A second vent opening 44 is provided in the top 21 of the shielding
lid 20 to promote air flow through the shielding space 23 via the
two vent openings 30, 44. This substantially reduces the likelihood
of moisture accumulation inside the shielding lid 20 during the
re-heat process for molding or changes in environmental conditions
or subsequent thermal excursions during storage or service of the
package 10.
[0032] To make the electronic component packages depicted and
described a substrate 11 is first prepared having printed circuits
including a mounting area 13 for an electronic component to be
shielded and a plated through-hole extending through the substrate
adjacent the mounting area 13. The plated through-hole forms the
vent opening 30. The substrate 11 can be prepared using known PCB
manufacturing techniques. The electronic component, in the
exemplary embodiments an RF chip 12, is then mounted to the
substrate and bonding wires 14 connected to the printed circuits.
If needed, the component is covered with an encapsulant using an
overmolding, a glob-top or a dam and fill procedure to protect it
from mechanical damage, shock and moisture. Care must be taken not
to cover the plated through-hole adjacent the mounting area 13.
[0033] After encapsulation of the component the shielding lid 20 is
located on the substrate to surround the component and the plated
through-hole. The sides of the lid are connected to the ground
traces 17 to ground the lid 20. The top of the substrate and lid
are then covered by the further encapsulant.

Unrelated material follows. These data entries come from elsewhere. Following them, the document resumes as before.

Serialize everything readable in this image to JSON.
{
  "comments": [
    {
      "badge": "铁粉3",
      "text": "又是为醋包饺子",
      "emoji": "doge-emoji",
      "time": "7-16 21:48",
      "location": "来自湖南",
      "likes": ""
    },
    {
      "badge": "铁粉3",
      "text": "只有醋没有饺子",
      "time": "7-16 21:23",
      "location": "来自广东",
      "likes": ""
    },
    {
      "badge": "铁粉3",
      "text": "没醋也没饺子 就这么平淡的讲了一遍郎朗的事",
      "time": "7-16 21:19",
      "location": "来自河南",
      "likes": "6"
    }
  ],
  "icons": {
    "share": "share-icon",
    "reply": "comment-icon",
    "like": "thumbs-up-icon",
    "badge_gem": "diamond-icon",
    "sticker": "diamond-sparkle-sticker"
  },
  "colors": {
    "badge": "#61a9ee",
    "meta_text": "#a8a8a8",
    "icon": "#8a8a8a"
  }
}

[0034] For making the package of the second embodiment the
shielding lid is provided with a second vent hole in its top 21
prior being located on the substrate. When covering the top of the
substrate the height of the mould for the encapsulating resin 43 is
controlled so that the top of the shielding lid 20 is not covered
in the encapsulating resin 43.
[0035] For high frequency applications the size of the vent
openings 30, 44 should typically be less that 3 mm, but may be
bigger for lower frequency operations. Electromagnetic waves do not
penetrate very far through holes that have a dimension less than
their wavelength. Most modern electronic devices such as mobile
phones, wireless network adaptors and telecommunications equipment
operate in the Ultra High Frequency (UHF) band from 300 MHz to 3
GHz. This is a wavelength range of 1 meter to 100 millimeters.
[0036] The shielding lid 20 may be made of any suitable material
for blocking, or at least attenuating, electromagnetic radiation
emitting from electronic components carrying changing electrical
signals. For shielding lower frequency components; such as
shielding transforms, inductors and coils; high permeability
materials such as tin plated steel may be used. For shielding high
frequency components; such as RF chips, microprocessors and fast
operating switches; non-ferrous materials such as tin plated
copper, phosphor bronze or beryllium copper may be used.
[0037] It should be appreciated that modifications and/or
alternations obvious to those skilled in the art are not to be
considered as beyond the scope of the present invention. For
example, in the second exemplary embodiment a second vent opening
is provided in the top 21 of the shielding lid 20. Venting of the
shielded space 23 is effective via the vent opening 30 extending
through the substrate 11 so that no openings in the shielding lid
20 are possible. However, one or more vent openings in the top of
the shielding lid 20 are within the scope of the invention although
preferably, to maintain the shielding effectiveness of the lid 20,
fewer openings are desirable. Also, preferably there are no
openings, slots, slits or other apertures in the sides of the lid
20.
[0038] In the exemplary embodiments a RF chip component is used and
it is preferably to protect the chip from mechanical damage, shock
and moisture by covering it in an encapsulant 42. However, the
skilled addressee will appreciate that other components; e.g.
transforms, inductors, coils and fast operating switches; may be
shielded in a package according to the invention that do not
require covering in an encapsulant 42.
* * * * *